Remobiliser l’épargne des Européens en Europe
La disparition de la mobilité des capitaux entre les pays européens, à partir de 2010, conduit à s’interroger sur la question centrale de l’utilisation de l’épargne des européens. Depuis 2010 l’excès d’épargne de l’Allemagne (avec un excédent extérieur autour de 8 % du PIB) et des Pays-Bas (avec un excédent extérieur supérieur à 10 % du PIB) est prêté au monde hors zone euro, en particulier aux Etats-Unis : l’Europe est devenue la plus grande acheteuse de dettes du Trésor américain. Alors que le taux d’investissement de l’Europe a baissé de 4 points (de PIB) depuis la crise des subprimes, cette situation est très choquante : l’épargne des européens devrait financer les investissements en Europe, pas le déficit public des Etats-Unis. Or on voit des facteurs d’amélioration de cette situation : l’Allemagne a accepté une politique budgétaire plus expansionniste (7 % du PIB de déficit public de 2020, et, pour l’instant, 3 % en 2021), le plan de relance européen va conduire à l’émission de 750 milliards d’euros de dette européenne : tout ceci va absorber l’épargne des européens, qui sera dirigée vers des investissements en Europe et plus vers le reste du monde. Le rééquilibrage de l’excédent d’épargne sur l’investissement en Europe se ferait donc par un emprunt redressement des investissements financé par l’emprunt de l’excès d’épargne des européens.
Il paraît clair que l’Europe bénéficie aujourd’hui de l’expérience obtenue après la crise des subprimes. Les gouvernements et le Commission Européenne savent que, pour éviter un nouveau recul de la croissance potentielle, il faut favoriser la formation, la reconversion des salariés des secteurs en difficulté, et développer des nouvelles industries fortes. Ils ont appris qu’il fallait accepter de mener pendant une longue période de temps une politique budgétaire stimulante, d’abord pour éviter les faillites et le chômage, ensuite pour investir dans les industries d’avenir et la formation. La BCE a compris de son côté que cette politique budgétaire n’était possible qu’à la condition qu’elle monétise les déficits publics, le temps nécessaire.
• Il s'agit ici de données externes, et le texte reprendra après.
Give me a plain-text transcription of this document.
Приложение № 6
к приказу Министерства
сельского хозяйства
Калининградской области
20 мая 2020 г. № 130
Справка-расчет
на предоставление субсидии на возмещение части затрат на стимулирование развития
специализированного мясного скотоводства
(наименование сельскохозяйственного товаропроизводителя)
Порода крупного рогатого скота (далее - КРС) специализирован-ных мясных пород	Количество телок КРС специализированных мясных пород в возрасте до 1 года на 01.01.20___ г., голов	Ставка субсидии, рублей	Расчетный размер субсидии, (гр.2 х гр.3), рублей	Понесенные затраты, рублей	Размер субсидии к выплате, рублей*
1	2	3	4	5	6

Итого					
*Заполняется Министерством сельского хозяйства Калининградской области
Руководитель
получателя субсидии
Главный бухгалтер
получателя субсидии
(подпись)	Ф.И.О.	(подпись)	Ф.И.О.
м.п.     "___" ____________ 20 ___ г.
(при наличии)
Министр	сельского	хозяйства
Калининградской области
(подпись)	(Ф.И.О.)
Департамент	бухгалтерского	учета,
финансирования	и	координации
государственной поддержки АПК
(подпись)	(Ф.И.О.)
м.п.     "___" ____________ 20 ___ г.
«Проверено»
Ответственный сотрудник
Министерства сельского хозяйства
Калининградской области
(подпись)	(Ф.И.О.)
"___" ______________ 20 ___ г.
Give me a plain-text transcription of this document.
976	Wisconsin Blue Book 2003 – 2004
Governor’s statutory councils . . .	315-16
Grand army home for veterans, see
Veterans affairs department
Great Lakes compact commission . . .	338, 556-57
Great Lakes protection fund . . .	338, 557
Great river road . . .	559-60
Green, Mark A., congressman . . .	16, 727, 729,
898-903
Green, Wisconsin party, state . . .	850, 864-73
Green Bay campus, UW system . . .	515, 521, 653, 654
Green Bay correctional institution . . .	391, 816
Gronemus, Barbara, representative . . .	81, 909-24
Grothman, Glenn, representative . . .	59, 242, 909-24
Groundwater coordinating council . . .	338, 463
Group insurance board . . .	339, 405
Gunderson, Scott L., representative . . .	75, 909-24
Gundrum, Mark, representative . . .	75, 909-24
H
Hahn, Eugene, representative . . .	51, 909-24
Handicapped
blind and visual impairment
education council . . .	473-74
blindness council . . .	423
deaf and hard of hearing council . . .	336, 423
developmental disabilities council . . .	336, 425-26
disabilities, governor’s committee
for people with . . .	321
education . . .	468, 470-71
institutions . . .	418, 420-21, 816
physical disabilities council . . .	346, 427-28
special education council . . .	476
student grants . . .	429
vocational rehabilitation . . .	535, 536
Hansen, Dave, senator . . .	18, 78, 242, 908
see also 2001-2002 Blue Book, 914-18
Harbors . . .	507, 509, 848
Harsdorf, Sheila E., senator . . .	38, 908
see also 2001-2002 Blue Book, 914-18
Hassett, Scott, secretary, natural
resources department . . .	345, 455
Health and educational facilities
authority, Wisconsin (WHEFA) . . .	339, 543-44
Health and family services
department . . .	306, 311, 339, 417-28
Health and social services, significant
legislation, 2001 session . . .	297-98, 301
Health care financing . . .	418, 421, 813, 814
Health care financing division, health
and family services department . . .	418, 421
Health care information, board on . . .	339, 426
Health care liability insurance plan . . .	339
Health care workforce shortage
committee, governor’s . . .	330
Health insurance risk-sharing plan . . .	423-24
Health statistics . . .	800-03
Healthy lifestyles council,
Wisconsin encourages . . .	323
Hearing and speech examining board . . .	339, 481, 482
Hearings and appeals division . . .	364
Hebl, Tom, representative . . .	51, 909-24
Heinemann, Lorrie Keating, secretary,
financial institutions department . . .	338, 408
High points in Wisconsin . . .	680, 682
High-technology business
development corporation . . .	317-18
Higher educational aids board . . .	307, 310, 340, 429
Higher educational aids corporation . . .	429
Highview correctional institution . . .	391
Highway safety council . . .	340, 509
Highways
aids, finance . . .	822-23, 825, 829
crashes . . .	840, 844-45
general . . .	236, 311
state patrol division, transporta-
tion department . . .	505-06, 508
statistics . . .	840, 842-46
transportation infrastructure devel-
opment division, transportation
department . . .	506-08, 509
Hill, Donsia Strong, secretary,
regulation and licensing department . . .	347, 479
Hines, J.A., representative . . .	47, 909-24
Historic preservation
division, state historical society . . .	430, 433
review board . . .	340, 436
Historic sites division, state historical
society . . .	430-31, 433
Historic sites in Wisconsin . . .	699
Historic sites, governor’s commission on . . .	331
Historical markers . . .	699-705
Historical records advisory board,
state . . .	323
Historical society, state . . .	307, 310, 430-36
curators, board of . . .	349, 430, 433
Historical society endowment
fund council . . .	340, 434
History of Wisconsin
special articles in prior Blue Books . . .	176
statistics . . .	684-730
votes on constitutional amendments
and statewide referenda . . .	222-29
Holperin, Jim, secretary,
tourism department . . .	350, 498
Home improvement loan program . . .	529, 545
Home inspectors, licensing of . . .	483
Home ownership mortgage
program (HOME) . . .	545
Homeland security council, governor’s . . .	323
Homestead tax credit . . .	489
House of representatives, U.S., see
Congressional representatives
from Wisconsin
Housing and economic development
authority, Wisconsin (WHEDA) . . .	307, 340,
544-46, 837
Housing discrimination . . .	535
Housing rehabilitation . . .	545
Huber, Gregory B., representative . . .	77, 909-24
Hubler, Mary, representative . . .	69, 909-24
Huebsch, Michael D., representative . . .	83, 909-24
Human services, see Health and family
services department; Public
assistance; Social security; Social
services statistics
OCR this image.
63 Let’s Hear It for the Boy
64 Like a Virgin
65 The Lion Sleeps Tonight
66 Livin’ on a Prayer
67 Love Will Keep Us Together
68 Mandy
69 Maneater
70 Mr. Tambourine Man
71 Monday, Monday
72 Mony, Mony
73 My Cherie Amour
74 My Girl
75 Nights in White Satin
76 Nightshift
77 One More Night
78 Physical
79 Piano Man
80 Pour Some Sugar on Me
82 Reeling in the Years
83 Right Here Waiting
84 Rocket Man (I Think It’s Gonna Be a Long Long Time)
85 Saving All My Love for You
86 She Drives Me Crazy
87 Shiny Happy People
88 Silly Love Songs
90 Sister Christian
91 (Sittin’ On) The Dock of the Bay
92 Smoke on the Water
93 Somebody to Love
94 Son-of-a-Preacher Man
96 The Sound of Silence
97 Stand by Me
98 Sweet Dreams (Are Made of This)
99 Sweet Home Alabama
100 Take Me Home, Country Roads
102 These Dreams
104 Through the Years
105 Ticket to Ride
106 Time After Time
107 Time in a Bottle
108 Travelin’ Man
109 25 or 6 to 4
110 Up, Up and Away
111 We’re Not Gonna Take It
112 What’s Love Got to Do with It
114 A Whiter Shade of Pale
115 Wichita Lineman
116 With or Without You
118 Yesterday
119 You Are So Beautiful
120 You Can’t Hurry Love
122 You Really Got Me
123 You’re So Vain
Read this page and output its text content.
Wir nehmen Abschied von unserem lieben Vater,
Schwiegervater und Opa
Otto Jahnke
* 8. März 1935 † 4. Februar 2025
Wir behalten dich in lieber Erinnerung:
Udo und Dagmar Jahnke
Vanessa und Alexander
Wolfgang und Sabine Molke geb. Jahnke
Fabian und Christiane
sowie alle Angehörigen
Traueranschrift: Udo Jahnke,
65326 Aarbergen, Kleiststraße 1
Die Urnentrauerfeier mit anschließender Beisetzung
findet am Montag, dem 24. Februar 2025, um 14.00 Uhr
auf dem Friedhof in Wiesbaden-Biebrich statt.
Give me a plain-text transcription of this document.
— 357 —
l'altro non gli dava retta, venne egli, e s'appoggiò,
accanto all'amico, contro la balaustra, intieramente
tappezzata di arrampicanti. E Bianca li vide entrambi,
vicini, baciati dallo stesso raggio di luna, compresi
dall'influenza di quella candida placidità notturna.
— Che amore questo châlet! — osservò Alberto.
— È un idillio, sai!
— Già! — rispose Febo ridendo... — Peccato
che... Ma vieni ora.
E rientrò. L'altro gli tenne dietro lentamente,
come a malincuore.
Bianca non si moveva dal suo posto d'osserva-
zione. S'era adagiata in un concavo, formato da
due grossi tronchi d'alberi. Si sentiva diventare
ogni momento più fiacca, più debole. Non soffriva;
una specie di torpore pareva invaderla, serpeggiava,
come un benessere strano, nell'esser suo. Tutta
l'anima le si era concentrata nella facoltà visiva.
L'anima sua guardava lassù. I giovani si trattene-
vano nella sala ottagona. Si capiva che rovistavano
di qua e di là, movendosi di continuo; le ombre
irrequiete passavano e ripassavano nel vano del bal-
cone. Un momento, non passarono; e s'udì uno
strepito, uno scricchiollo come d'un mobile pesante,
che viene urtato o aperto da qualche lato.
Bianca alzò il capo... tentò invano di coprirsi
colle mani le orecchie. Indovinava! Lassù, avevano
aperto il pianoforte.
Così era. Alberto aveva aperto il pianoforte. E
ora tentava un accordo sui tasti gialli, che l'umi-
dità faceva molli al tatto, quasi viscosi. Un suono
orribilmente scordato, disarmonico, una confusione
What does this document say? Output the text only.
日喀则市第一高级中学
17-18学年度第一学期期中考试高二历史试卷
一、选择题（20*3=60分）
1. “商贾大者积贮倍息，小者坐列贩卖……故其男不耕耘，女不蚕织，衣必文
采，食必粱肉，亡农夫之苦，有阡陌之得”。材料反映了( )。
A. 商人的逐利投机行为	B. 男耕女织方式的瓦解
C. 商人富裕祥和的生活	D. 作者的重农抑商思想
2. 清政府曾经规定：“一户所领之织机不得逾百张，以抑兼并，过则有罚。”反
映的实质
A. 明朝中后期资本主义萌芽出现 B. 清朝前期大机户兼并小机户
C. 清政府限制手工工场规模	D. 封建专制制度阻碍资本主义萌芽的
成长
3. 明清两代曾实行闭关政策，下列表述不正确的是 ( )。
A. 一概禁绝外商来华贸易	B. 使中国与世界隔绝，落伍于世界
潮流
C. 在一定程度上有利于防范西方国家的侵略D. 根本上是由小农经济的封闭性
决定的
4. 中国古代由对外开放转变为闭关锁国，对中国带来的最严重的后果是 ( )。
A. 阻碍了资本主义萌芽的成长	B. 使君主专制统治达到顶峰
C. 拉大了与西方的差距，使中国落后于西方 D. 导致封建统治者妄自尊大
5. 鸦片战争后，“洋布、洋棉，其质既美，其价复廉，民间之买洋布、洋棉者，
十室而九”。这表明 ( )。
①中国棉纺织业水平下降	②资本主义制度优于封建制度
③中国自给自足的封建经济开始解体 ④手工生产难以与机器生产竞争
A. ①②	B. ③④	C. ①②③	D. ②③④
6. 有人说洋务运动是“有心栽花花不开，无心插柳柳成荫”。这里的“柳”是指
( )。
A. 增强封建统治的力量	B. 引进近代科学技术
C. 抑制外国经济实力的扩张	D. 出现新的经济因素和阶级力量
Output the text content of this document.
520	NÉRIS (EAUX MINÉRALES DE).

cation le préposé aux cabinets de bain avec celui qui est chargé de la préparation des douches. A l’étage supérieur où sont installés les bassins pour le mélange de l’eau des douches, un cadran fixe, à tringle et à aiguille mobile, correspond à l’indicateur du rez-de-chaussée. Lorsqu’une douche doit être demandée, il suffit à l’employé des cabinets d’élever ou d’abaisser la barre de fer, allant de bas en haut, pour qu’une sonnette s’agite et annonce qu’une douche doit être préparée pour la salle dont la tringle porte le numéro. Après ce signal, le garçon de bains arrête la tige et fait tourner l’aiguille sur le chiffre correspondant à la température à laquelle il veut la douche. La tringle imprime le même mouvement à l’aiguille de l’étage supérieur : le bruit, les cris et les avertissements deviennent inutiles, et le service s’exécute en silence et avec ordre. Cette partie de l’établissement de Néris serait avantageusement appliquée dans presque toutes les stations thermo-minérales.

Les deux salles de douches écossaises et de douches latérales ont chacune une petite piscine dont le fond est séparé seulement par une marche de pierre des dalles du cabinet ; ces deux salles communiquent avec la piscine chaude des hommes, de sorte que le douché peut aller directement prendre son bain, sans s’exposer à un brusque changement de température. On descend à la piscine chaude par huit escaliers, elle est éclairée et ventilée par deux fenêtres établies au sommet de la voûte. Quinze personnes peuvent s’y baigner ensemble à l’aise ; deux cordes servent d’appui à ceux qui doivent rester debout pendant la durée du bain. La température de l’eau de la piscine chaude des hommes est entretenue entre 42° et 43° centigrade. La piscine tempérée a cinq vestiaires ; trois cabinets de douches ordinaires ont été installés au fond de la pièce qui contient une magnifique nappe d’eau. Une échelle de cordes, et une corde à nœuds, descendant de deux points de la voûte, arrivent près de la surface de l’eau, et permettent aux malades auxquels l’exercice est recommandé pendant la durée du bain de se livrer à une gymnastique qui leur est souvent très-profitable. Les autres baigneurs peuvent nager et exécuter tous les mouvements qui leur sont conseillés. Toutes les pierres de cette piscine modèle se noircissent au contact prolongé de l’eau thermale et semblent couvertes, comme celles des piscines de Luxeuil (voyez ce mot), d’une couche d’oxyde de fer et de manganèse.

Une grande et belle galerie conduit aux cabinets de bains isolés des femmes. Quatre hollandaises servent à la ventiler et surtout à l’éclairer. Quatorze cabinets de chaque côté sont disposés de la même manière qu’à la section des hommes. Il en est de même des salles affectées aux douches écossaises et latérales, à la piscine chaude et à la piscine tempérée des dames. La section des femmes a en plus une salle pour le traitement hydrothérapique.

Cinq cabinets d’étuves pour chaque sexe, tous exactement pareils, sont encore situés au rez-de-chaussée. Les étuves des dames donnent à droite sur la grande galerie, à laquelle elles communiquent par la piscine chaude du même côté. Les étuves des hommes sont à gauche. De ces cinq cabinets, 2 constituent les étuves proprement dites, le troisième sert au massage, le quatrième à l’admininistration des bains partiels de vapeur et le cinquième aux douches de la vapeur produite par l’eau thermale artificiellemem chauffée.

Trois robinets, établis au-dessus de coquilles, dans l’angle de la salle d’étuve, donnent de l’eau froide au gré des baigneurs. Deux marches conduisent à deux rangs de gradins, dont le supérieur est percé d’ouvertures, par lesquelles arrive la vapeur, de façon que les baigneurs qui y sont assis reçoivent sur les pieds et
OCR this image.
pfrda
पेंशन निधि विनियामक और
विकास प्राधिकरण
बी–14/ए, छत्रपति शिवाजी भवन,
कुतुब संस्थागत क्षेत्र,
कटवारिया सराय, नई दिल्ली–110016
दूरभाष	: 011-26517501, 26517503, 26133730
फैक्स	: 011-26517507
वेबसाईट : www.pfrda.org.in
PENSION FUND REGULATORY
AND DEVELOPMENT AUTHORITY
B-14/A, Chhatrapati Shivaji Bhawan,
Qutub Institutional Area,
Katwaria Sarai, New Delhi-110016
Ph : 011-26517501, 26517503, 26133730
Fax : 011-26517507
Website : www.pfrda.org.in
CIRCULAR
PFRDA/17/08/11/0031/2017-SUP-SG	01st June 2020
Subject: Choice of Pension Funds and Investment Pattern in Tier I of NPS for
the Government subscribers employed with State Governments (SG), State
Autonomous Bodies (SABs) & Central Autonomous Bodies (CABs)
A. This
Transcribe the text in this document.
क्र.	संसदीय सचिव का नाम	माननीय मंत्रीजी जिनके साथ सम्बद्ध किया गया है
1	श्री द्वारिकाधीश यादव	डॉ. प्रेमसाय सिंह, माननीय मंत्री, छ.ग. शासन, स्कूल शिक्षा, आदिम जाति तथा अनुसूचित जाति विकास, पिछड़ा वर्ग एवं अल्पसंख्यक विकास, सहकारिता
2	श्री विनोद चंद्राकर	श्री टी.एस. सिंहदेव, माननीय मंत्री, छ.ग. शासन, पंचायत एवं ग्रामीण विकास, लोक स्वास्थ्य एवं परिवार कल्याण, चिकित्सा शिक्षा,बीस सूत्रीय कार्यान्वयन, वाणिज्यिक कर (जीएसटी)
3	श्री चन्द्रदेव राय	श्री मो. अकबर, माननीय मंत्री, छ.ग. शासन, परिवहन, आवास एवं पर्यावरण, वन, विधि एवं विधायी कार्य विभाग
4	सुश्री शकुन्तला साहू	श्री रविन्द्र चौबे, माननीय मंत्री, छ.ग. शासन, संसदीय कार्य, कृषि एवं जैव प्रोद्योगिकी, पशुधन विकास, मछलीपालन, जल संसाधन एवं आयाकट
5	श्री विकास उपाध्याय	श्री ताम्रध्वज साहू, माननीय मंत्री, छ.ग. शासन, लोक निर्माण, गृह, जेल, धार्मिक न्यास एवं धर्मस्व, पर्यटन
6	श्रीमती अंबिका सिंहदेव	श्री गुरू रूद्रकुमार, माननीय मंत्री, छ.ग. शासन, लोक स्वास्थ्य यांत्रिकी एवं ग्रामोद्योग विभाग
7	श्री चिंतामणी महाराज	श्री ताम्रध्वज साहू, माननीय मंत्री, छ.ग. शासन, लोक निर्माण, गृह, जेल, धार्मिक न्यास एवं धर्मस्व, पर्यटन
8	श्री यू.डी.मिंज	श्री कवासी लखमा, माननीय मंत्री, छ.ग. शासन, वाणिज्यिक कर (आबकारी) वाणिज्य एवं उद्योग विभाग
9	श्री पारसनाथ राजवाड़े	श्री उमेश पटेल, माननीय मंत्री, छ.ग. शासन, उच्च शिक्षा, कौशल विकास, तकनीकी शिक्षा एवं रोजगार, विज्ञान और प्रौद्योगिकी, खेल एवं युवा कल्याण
Ce qui avait déclenché la crise de la zone euro, l’arrêt de la circulation des capitaux avec la perte de confiance des pays de cœur de la zone euro dans la solvabilité des pays périphériques ne peut plus se produire : la politique budgétaire maintient la solvabilité à long terme de tous les pays, l’Europe organise des transferts vers les pays plus en difficulté.
Enfin, les plans de relance nationaux et européens vont absorber l’épargne des européens et la diriger vers des investissements en Europe, faisant disparaître ainsi une des causes centrales de la perte de croissance de l’Europe depuis 2010 : la fuite de son épargne vers le reste du monde.